Well, #NotAllLambrusco. In the right hands it's a party, good for pairing with sunny days or summertime food like barbecue ribs or hot dogs with grilled red pepper.
Oregon winemaker Brianne Day has been at the forefront of natural wines in this state, and her new summer fizz, Papacito, is a beautiful riff on Lambrusco that can be fizzy and dry, complex and savory-sweet.
Note, however, that it can't legally be called Lambrusco—that's a protected designation, not unlike Champagne, and restricted to certain Italian regional and grape variety requirements. Call it a New World Lambrusco, maybe—a free-form improvisation across wine styles from the Old World.

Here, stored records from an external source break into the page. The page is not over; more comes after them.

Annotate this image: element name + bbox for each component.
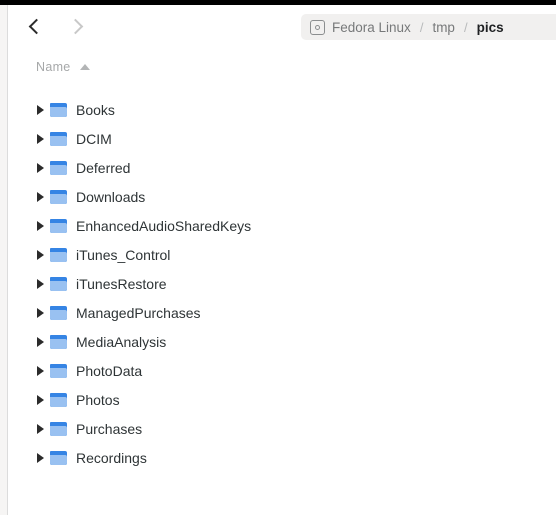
expander-triangle-icon[interactable] (37, 394, 44, 405)
file-name-label: Books (76, 101, 115, 118)
folder-icon (50, 334, 67, 349)
chevron-left-icon (28, 18, 45, 35)
column-header-row: Name (9, 52, 556, 82)
expander-triangle-icon[interactable] (37, 307, 44, 318)
expander-triangle-icon[interactable] (37, 336, 44, 347)
folder-icon (50, 102, 67, 117)
table-row[interactable]: Purchases (9, 414, 556, 443)
expander-triangle-icon[interactable] (37, 162, 44, 173)
breadcrumb-separator: / (419, 19, 424, 35)
expander-triangle-icon[interactable] (37, 278, 44, 289)
table-row[interactable]: iTunesRestore (9, 269, 556, 298)
column-header-name-label: Name (36, 60, 71, 74)
table-row[interactable]: Photos (9, 385, 556, 414)
expander-triangle-icon[interactable] (37, 220, 44, 231)
back-button[interactable] (20, 12, 50, 42)
table-row[interactable]: DCIM (9, 124, 556, 153)
column-header-name[interactable]: Name (36, 60, 90, 74)
breadcrumb-item-root[interactable]: Fedora Linux (332, 20, 411, 35)
folder-icon (50, 421, 67, 436)
folder-icon (50, 276, 67, 291)
folder-icon (50, 363, 67, 378)
file-name-label: Purchases (76, 420, 143, 437)
breadcrumb: Fedora Linux / tmp / pics (301, 14, 556, 40)
expander-triangle-icon[interactable] (37, 423, 44, 434)
table-row[interactable]: ManagedPurchases (9, 298, 556, 327)
table-row[interactable]: Recordings (9, 443, 556, 472)
table-row[interactable]: Books (9, 95, 556, 124)
expander-triangle-icon[interactable] (37, 104, 44, 115)
file-list[interactable]: Books DCIM Deferred Downloads EnhancedAudioS… (9, 95, 556, 510)
file-name-label: DCIM (76, 130, 112, 147)
file-name-label: Photos (76, 391, 120, 408)
chevron-right-icon (67, 18, 84, 35)
file-name-label: Deferred (76, 159, 131, 176)
file-manager-window: Fedora Linux / tmp / pics Name Books DCIM… (0, 0, 556, 515)
file-name-label: PhotoData (76, 362, 143, 379)
table-row[interactable]: MediaAnalysis (9, 327, 556, 356)
table-row[interactable]: PhotoData (9, 356, 556, 385)
table-row[interactable]: iTunes_Control (9, 240, 556, 269)
table-row[interactable]: Downloads (9, 182, 556, 211)
breadcrumb-item-tmp[interactable]: tmp (432, 20, 455, 35)
folder-icon (50, 218, 67, 233)
folder-icon (50, 189, 67, 204)
file-name-label: ManagedPurchases (76, 304, 201, 321)
table-row[interactable]: Deferred (9, 153, 556, 182)
sidebar-rail (0, 5, 8, 515)
expander-triangle-icon[interactable] (37, 249, 44, 260)
folder-icon (50, 131, 67, 146)
expander-triangle-icon[interactable] (37, 191, 44, 202)
file-name-label: MediaAnalysis (76, 333, 167, 350)
folder-icon (50, 247, 67, 262)
sort-ascending-icon (79, 64, 90, 70)
file-name-label: iTunesRestore (76, 275, 167, 292)
forward-button[interactable] (62, 12, 92, 42)
folder-icon (50, 305, 67, 320)
file-name-label: Downloads (76, 188, 146, 205)
breadcrumb-item-current: pics (476, 19, 504, 35)
expander-triangle-icon[interactable] (37, 452, 44, 463)
breadcrumb-separator: / (463, 19, 468, 35)
table-row[interactable]: EnhancedAudioSharedKeys (9, 211, 556, 240)
file-name-label: Recordings (76, 449, 147, 466)
folder-icon (50, 450, 67, 465)
expander-triangle-icon[interactable] (37, 133, 44, 144)
drive-icon (310, 19, 325, 35)
expander-triangle-icon[interactable] (37, 365, 44, 376)
navigation-buttons (20, 12, 92, 42)
file-name-label: EnhancedAudioSharedKeys (76, 217, 252, 234)
file-name-label: iTunes_Control (76, 246, 171, 263)
folder-icon (50, 160, 67, 175)
folder-icon (50, 392, 67, 407)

Papacito is made with a grape called primitivo, an Italian cousin of zinfandel grown in small quantities by noted vineyard tender Herb Quady down in the Applegate Valley. Day produces the wine at her new winemaking facility in Dundee, which she's currently upgrading to include a revamped tasting room and cellar.
More than clear blue skies and baseball, Papacito tastes like those heavy, humid, gray Portland summer days when the temp sits around 80 and just kind of…hangs. Dry, fizzy, refreshing yet weighty, this wine is like a red clay puddle in the park, or a cumulonimbus cloud ready to burst. More please. Recommended.